Sur la date de référence :

Conformément à l’article L213-6 du code de l’urbanisme relatif aux immeubles soumis au droit de préemption urbain, renvoyant à l’article L213-4 du même code, la date de référence doit être fixée à la date à laquelle est devenu opposable aux tiers le plus récent des actes rendant public, approuvant, révisant ou modifiant le plan d’occupation des sols, ou approuvant, révisant ou modifiant le plan local d’urbanisme et délimitant la zone dans laquelle est situé le bien, soit en l’espèce, le 28 juin 2013, correspondant à la dernière révision du PLU, les modifications ultérieures n’ayant pas changé le zonage de la parcelle.

A cette date, le bien exproprié, inscrit en zone UaeE, secteur UaeE2, centre et tissu de type central, urbanisé à vocation de destination mixte habitat/activités, est un immeuble de rapport.

Sur la description du bien :

Lors de la visite de l’immeuble le 31 janvier 2019, les locaux loués à la SARL Casincaise étaient vides. Le premier juge s’est donc référé au procès verbal de transport sur les lieux du 28 mars 2018, relatif à l’expropriation de la propriétaire, la SCI I Fieni, qui mentionne que :

Il s’agit d’un grand ensemble immobilier dédié à l’exercice d’une activité de logistique (transport de produits frais et matériaux).

L’ensemble est entièrement clôturé, 1'entrée dans 1'enceinte de l’entreprise se faisant par un grand portail en fer. La façade peinte est en bon état, la toiture en tôles est également en bon état (partie visible).

A gauche de l’entrée, un très grand parking servant au stationnement des poids lourds avec également une station de lavage des camions et une station essence (équipements appartenant au locataire).

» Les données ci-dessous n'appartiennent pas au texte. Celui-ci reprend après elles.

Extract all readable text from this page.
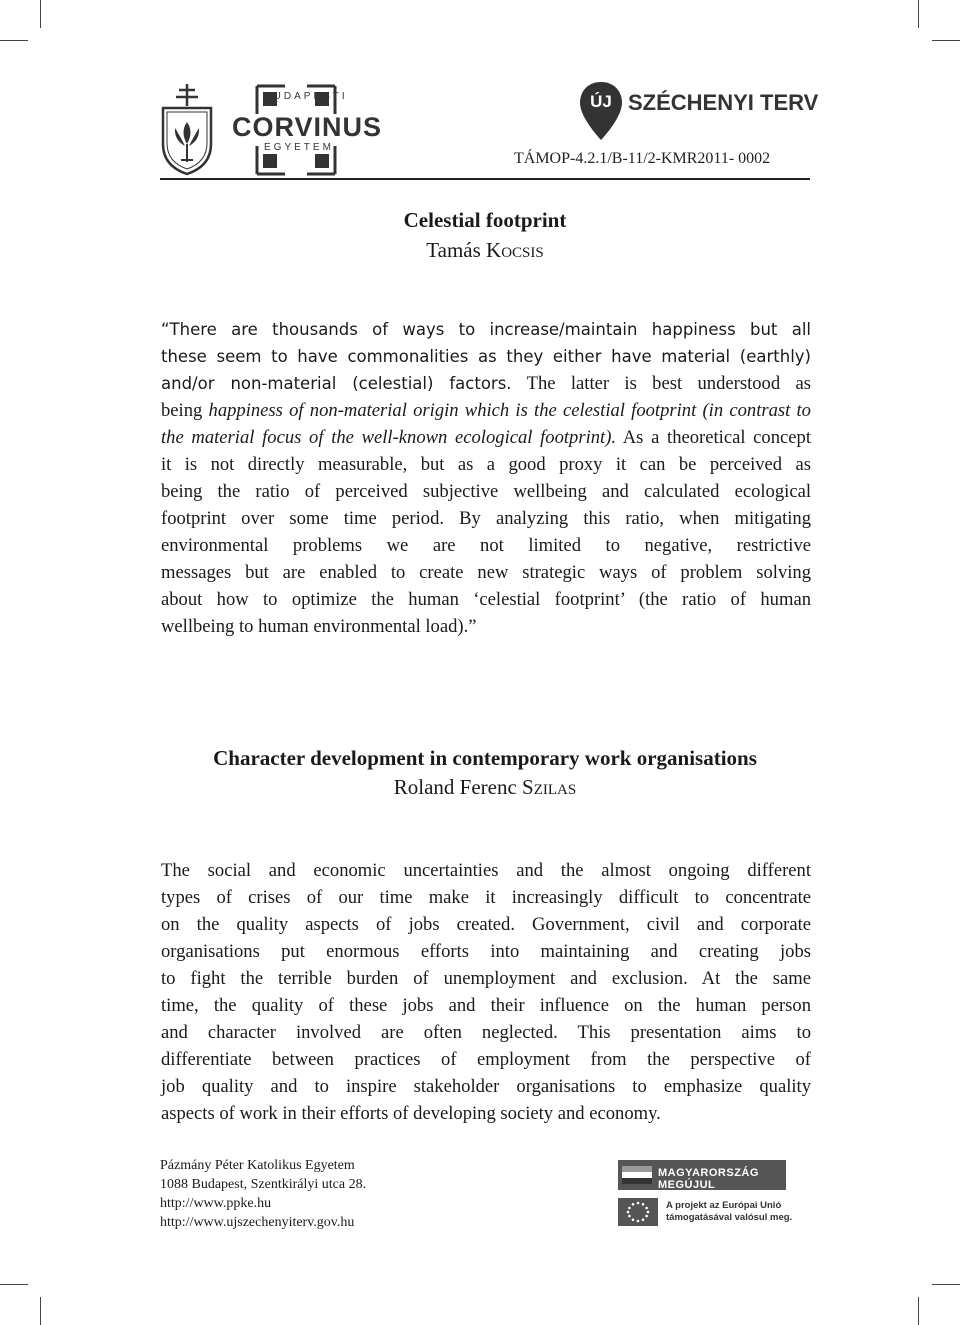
BUDAPESTI
CORVINUS
EGYETEM
ÚJ SZÉCHENYI TERV
TÁMOP-4.2.1/B-11/2-KMR2011- 0002
Celestial footprint
Tamás Kocsis
“There are thousands of ways to increase/maintain happiness but all
these seem to have commonalities as they either have material (earthly)
and/or non-material (celestial) factors. The latter is best understood as
being happiness of non-material origin which is the celestial footprint (in contrast to
the material focus of the well-known ecological footprint). As a theoretical concept
it is not directly measurable, but as a good proxy it can be perceived as
being the ratio of perceived subjective wellbeing and calculated ecological
footprint over some time period. By analyzing this ratio, when mitigating
environmental problems we are not limited to negative, restrictive
messages but are enabled to create new strategic ways of problem solving
about how to optimize the human ‘celestial footprint’ (the ratio of human
wellbeing to human environmental load).”
Character development in contemporary work organisations
Roland Ferenc Szilas
The social and economic uncertainties and the almost ongoing different
types of crises of our time make it increasingly difficult to concentrate
on the quality aspects of jobs created. Government, civil and corporate
organisations put enormous efforts into maintaining and creating jobs
to fight the terrible burden of unemployment and exclusion. At the same
time, the quality of these jobs and their influence on the human person
and character involved are often neglected. This presentation aims to
differentiate between practices of employment from the perspective of
job quality and to inspire stakeholder organisations to emphasize quality
aspects of work in their efforts of developing society and economy.
Pázmány Péter Katolikus Egyetem
1088 Budapest, Szentkirályi utca 28.
http://www.ppke.hu
http://www.ujszechenyiterv.gov.hu
MAGYARORSZÁG MEGÚJUL
A projekt az Európai Unió
támogatásával valósul meg.
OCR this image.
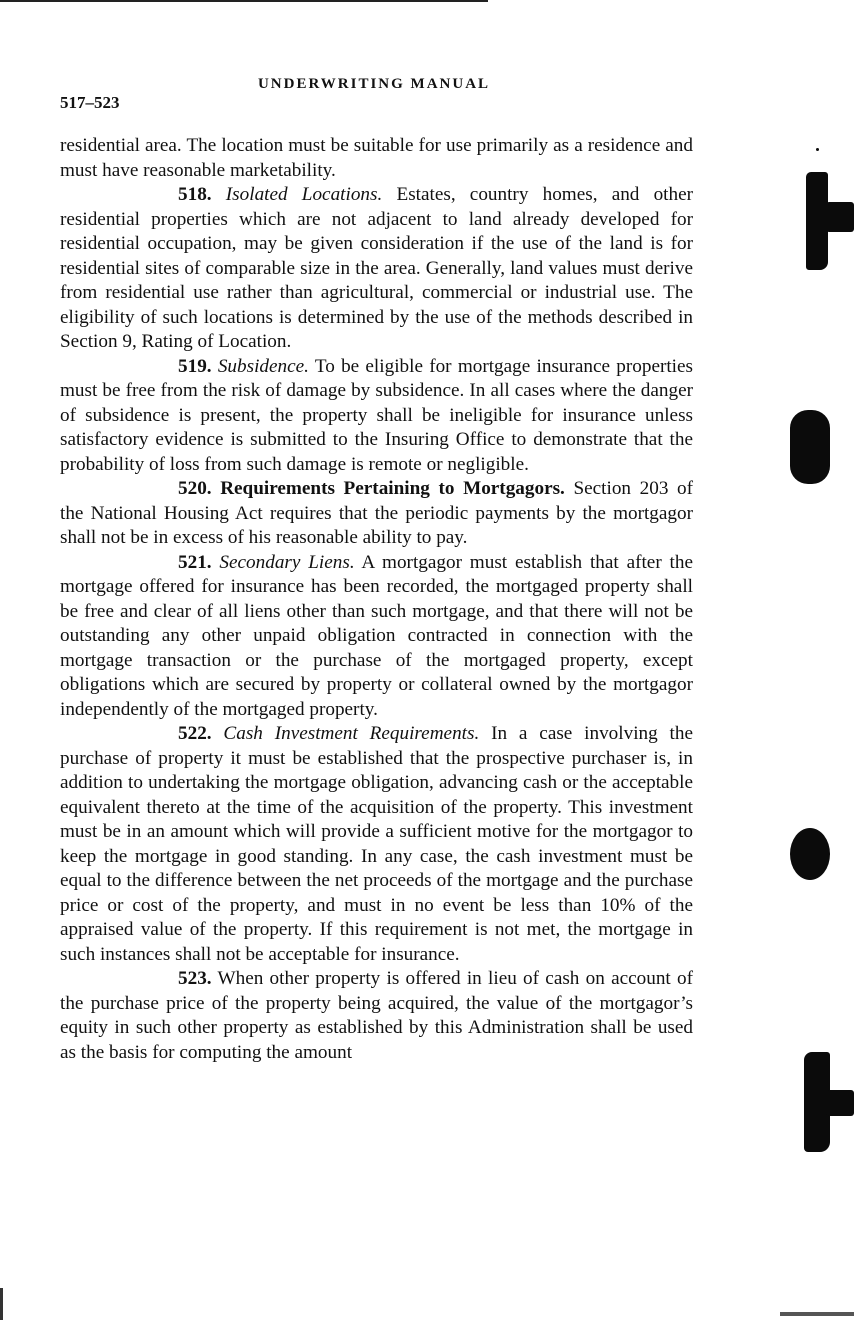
UNDERWRITING MANUAL
517–523

residential area. The location must be suitable for use primarily as a residence and must have reasonable marketability.

518. Isolated Locations. Estates, country homes, and other residential properties which are not adjacent to land already developed for residential occupation, may be given consideration if the use of the land is for residential sites of comparable size in the area. Generally, land values must derive from residential use rather than agricultural, commercial or industrial use. The eligibility of such locations is determined by the use of the methods described in Section 9, Rating of Location.

519. Subsidence. To be eligible for mortgage insurance properties must be free from the risk of damage by subsidence. In all cases where the danger of subsidence is present, the property shall be ineligible for insurance unless satisfactory evidence is submitted to the Insuring Office to demonstrate that the probability of loss from such damage is remote or negligible.

520. Requirements Pertaining to Mortgagors. Section 203 of the National Housing Act requires that the periodic payments by the mortgagor shall not be in excess of his reasonable ability to pay.

521. Secondary Liens. A mortgagor must establish that after the mortgage offered for insurance has been recorded, the mortgaged property shall be free and clear of all liens other than such mortgage, and that there will not be outstanding any other unpaid obligation contracted in connection with the mortgage transaction or the purchase of the mortgaged property, except obligations which are secured by property or collateral owned by the mortgagor independently of the mortgaged property.

522. Cash Investment Requirements. In a case involving the purchase of property it must be established that the prospective purchaser is, in addition to undertaking the mortgage obligation, advancing cash or the acceptable equivalent thereto at the time of the acquisition of the property. This investment must be in an amount which will provide a sufficient motive for the mortgagor to keep the mortgage in good standing. In any case, the cash investment must be equal to the difference between the net proceeds of the mortgage and the purchase price or cost of the property, and must in no event be less than 10% of the appraised value of the property. If this requirement is not met, the mortgage in such instances shall not be acceptable for insurance.

523. When other property is offered in lieu of cash on account of the purchase price of the property being acquired, the value of the mortgagor’s equity in such other property as established by this Administration shall be used as the basis for computing the amount
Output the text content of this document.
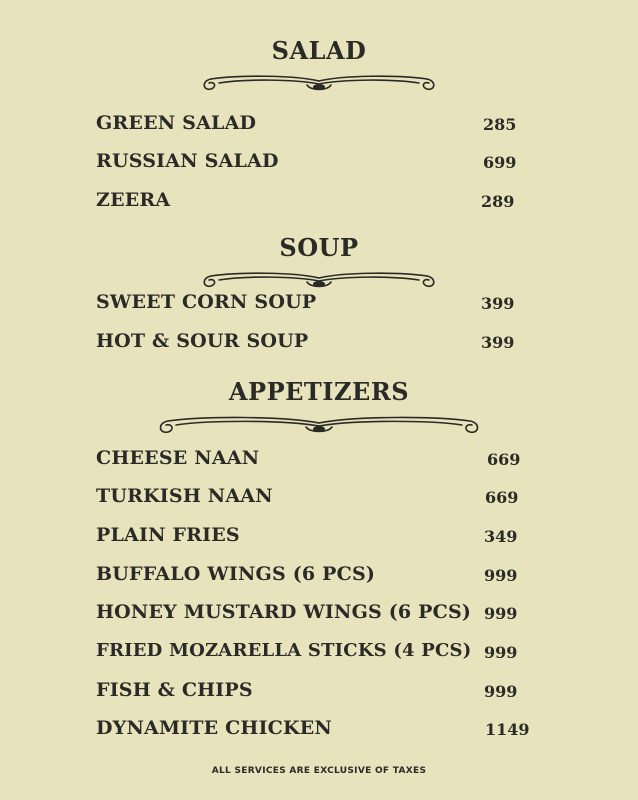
SALAD
GREEN SALAD	285
RUSSIAN SALAD	699
ZEERA	289
SOUP
SWEET CORN SOUP	399
HOT & SOUR SOUP	399
APPETIZERS
CHEESE NAAN	669
TURKISH NAAN	669
PLAIN FRIES	349
BUFFALO WINGS (6 PCS)	999
HONEY MUSTARD WINGS (6 PCS) 999
FRIED MOZARELLA STICKS (4 PCS) 999
FISH & CHIPS	999
DYNAMITE CHICKEN	1149
ALL SERVICES ARE EXCLUSIVE OF TAXES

A droite, un grand bâtiment élevé d’un étage composé comme suit :

sur le côté gauche extérieur du bâtiment : un pont pour surélever les camions (appartenant au locataire).

extrémité gauche : un bureau indépendant accessible par un petit escalier avec vitrine donnant sur la cour, banque d’accueil, carrelage au sol, plaques au plafond, crépis au mur et climatisation réversible, le tout en état d’usage.

une entrée principale avec un bureau, banque d’accueil, une paroi vitrée donnant sur une grande

chambre froide, armoires électriques, carrelage au sol, crépis sur les murs, plaques au plafond, le tout en état d’usage.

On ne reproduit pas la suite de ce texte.